No Brasil, essas tendências já começam a ser adotadas em áreas como agro e indústria, mostrando a importância de investir em inovação. Tecnologias como metaversos colaborativos e semicondutores avançados podem aumentar produtividade e eficiência.
O sucesso dessas novidades depende da colaboração entre governos, empresas e sociedade, além do desenvolvimento de normas éticas. Adaptar-se a essas mudanças é fundamental para acompanhar o avanço global.

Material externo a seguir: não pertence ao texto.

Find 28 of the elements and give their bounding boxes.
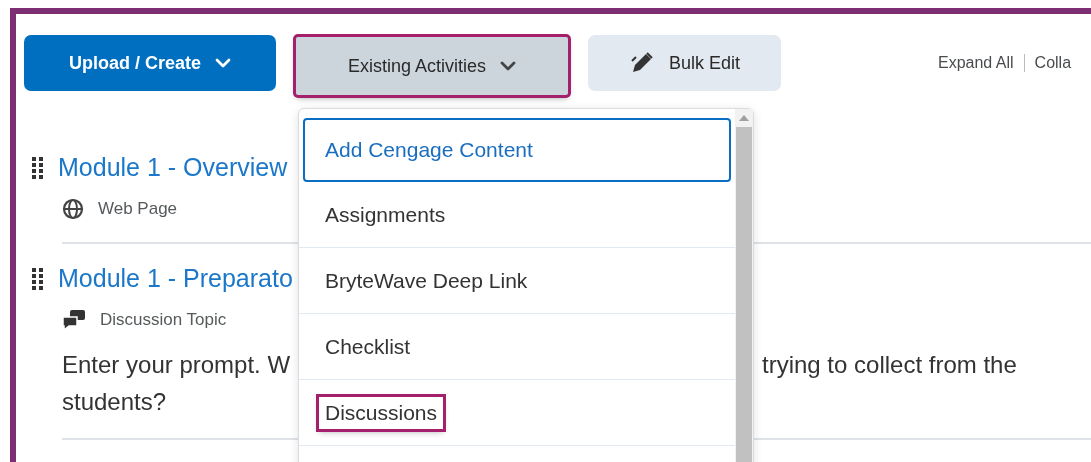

O relatório do Fórum Econômico Mundial sobre as tecnologias que transformam o mundo até 2025 destaca inovações com potencial para impactar diversos setores e o cotidiano. Entre as tendências estão os compósitos de bateria estruturais, que integram baterias na estrutura de veículos, reduzindo peso e aumentando autonomia. Na área da saúde, terapias vivas projetadas prometem diagnósticos e tratamentos personalizados, principalmente para câncer e doenças autoimunes.
Outra inovação é a detecção subterrânea aprimorada, com sensores que podem mapear redes e minerais, favorecendo agricultura sustentável. A energia osmótica também ganha espaço, gerando eletricidade a partir da combinação de água doce e salgada, especialmente útil para regiões litorâneas.
Os metaversos colaborativos industriais são apontados como importantes para design, treinamento e manutenção em ambientes virtuais, reforçando a produtividade. Em tecnologia, semicondutores avançados prometem aumentar desempenho e reduzir consumo energético, importantes para inteligência artificial e computação.
Reatores nucleares modulares surgem como opção de energia escalável e segura. A entrega dirigida de medicamentos visa melhorar tratamentos oncológicos, transportando fármacos com precisão para minimizar efeitos colaterais. Já a agricultura vertical e indoor aposta na produção urbana controlada, que usa menos água e elimina pesticidas.
O documento ressalta que o sucesso dessas tecnologias depende da cooperação entre governos, setor privado e sociedade, além de ações éticas e regulatórias. No Brasil, setores como agro, saúde e indústria começam a se adaptar a essas tendências, indicando que investir nessas tecnologias não é mais opcional para empresas.